Boumediene; see also e.g. United States v. Moussaoui … cf. Central Intelligence Agency v. Sims.

The pdf of the DOJ’s rebuttal is in two parts, here and here, if you wish to download it.

Congress dodged authorizing ‘indefinite detention’ in Gitmo bill

While Michelle Malkin writes the Senate’s passage of the Homeland Security authorization brings us ‘One step closer to bringing Gitmo circus to U.S. soil,’ the two primary effects are these:

The language they used, i.e. for “prosecution” or “legal proceedings,” is an unfunny joke. With litigation pending on every detainee, the latter provides the administration a loophole to bring those they have no intention of prosecuting into the U.S., without having to call it indefinite detention.

The bill deletes the requirement for the DHS to conduct a threat assessment of each detainee prior to their being brought into the U.S. Should the Supreme Court decide against the pending appeal made by the DOJ of the lower court’s decision concerning the Uighurs, we will come full circle back to the Real ID Act. Will the administration then state they may not immigrate because either they trained in terrorism or are associated with a terrorist organization? More likely, President Barack Obama will punt another national security decision to the judiciary branch by allowing known terrorists to immigrate to the U.S. under the guise of “rule of law” and “our core values.”

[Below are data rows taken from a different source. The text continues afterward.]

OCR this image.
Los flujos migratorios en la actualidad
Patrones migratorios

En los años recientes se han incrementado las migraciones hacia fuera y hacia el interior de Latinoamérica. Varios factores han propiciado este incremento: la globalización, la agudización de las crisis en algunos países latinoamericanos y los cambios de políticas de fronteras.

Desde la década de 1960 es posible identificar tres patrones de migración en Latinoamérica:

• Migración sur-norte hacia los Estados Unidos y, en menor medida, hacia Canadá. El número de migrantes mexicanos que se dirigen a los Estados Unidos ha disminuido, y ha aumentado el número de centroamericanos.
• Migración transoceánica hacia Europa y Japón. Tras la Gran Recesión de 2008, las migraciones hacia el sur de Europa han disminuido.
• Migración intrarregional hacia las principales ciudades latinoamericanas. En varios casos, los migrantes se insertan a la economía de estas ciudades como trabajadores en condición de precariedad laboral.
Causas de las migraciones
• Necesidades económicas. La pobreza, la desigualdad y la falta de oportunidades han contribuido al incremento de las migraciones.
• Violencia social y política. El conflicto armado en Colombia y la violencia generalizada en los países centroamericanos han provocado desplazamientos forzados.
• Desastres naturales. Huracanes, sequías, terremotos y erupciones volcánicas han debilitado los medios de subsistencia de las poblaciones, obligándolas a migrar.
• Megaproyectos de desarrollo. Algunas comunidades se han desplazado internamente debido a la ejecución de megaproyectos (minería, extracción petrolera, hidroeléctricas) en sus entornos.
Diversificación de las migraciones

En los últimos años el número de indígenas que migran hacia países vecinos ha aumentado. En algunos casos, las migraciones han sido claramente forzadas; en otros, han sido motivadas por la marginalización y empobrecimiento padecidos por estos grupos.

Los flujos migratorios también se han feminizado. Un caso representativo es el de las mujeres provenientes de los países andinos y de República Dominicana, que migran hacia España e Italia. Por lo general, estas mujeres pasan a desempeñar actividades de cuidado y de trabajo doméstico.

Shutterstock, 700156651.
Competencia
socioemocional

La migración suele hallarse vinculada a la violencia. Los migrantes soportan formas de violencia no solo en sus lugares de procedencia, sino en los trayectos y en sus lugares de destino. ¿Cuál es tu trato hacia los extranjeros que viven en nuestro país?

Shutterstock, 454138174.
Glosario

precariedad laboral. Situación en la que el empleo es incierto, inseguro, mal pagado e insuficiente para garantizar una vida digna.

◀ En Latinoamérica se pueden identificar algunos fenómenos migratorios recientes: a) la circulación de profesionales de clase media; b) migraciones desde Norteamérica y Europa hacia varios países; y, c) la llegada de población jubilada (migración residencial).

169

Update: Perhaps some are not seeing the significance of “legal proceedings.” President Obama has no intention of keeping the detention facilities at Guantanamo open one day longer than necessary. In line with Boumediene v Bush, federal judges are already adjudicating whether Gitmo’s detainees can lawfully be detained and ordered a number of them released (with few nations taking them). Beyond the current litigation, their lawyers have hundreds of briefs waiting to file as soon as the detainees arrive on U.S. soil on all those not prosecuted; the ACLU is salivating at the thought of getting their clients into immigration court.